На социально-антропологической шкале Ван Чуаньшаня простой народ оказывается ниже ничтожного человека - традиционного отрицательного персонажа китайской идеологии. Что же касается последнего, то "благородный муж относится к ничтожному человеку так, как Срединное государство - к варварам; их различие небесно (т.е. естественно и органично)" (Ду Тун цзянь лунь, цзюань 15). В основе этого "небесного" различия лежит соотношение позиций правителя и подданного.
Хотя Ван Чуаньшань и причислял ничтожных людей, женщин и варваров к категории инь внутри человеческого рода (Чжоу и нэй чжуань, цзюань 3), в других местах он склонялся к отождествлению и варваров с птицами и зверями. Проблема проведения демаркационной линии между человеческим и животным миром тут имела отнюдь не естественнонаучный, а именно социально-культурный и политико-правовой смысл. Ван Чуаньшань утверждал: "Правление Поднебесной - это ее гуманизация, а в гуманизации Поднебесной нет ничего значительнее отмежевания людей от птиц и зверей" (Сун лунь, цзюань 6).

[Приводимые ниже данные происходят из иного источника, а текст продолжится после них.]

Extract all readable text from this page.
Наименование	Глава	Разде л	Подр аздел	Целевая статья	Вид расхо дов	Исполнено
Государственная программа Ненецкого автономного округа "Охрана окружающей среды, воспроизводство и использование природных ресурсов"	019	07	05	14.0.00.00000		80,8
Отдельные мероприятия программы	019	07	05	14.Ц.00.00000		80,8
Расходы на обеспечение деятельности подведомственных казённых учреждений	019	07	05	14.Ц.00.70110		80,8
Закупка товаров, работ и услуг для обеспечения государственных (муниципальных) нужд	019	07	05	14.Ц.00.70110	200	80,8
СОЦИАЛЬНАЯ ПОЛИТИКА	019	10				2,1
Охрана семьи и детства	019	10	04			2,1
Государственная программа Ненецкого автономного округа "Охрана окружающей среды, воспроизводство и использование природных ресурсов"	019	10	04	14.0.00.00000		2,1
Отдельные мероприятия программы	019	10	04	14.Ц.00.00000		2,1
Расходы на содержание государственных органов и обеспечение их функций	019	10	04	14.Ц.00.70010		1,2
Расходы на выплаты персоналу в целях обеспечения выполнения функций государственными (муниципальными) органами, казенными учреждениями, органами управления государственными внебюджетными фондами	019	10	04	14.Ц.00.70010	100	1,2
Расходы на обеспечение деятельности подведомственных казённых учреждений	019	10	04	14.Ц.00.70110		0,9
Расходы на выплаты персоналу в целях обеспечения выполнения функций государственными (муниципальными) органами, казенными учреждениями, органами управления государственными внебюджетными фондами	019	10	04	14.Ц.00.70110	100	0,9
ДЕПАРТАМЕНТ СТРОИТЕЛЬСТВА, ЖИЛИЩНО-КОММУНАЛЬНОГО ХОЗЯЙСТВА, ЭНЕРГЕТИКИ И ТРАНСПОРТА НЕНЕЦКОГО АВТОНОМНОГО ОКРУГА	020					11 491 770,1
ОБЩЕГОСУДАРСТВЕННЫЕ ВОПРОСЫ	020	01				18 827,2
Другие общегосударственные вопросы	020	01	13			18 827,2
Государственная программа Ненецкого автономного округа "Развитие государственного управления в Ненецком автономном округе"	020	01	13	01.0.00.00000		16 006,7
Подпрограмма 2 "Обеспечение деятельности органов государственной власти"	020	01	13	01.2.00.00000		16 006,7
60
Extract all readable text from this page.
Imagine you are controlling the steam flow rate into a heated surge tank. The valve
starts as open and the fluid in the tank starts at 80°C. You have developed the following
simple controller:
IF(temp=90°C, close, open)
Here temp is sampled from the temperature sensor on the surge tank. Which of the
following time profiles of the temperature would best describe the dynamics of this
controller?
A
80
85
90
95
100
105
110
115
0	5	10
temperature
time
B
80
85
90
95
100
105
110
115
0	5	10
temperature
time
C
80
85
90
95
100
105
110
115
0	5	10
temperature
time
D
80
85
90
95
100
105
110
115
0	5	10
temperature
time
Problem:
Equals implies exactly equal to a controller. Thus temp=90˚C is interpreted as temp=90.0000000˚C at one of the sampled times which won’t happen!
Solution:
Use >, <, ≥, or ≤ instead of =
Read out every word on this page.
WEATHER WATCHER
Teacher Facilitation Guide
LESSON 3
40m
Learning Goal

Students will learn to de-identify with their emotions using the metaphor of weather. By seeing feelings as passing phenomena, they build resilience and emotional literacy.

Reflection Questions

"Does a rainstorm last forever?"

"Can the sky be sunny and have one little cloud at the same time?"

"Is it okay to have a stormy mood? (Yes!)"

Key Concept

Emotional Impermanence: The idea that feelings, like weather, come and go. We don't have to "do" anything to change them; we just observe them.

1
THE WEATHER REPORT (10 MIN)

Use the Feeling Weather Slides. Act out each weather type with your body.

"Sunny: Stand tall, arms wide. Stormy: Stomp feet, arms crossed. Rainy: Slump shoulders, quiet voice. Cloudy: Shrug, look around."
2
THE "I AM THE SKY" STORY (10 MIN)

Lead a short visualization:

Причисление варваров к животному миру, т.е. "иному роду" (и лэй) существ, служило теоретическим основанием для такой трактовки гуманности (жэнь), должной справедливости (и) и благонадежности (синь2), при которой они вполне сочетались с оправданием обмана и уничтожения иноземцев, захвата их земель и имущества. По мысли Ван Чуаньшаня, "благонадежность и должная справедливость - это путь (дао) взаимоотношений между человеком и человеком, неверно распространять их на <существа> иного рода" (Ду Тун цзянь лунь, цзюань 4).
"Инородность" же варваров философ выводил из стандартного для конфуцианства определения человека, предложенного Мэн-цзы: человек "действует согласно гуманности и должной справедливости". Ван Чуаньшань указывал, что варвары не знают гуманности и должной справедливости, а признают только силу и, следовательно, не являются людьми.
Развитие Ван Чуаньшанем этой древней теории вполне объяснимо конкретными историческими обстоятельствами, понятным стремлением обосновать необходимость бескомпромиссной, не ограниченной обычными морально-правовыми нормами борьбы с иноземными захватчиками. Однако в общефилософском плане данная позиция явилась отступлением от ранее выработанной в неоконфуцианстве концепции универсальной гуманности, распространяющейся не только на все живое, но и на весь неорганический мир.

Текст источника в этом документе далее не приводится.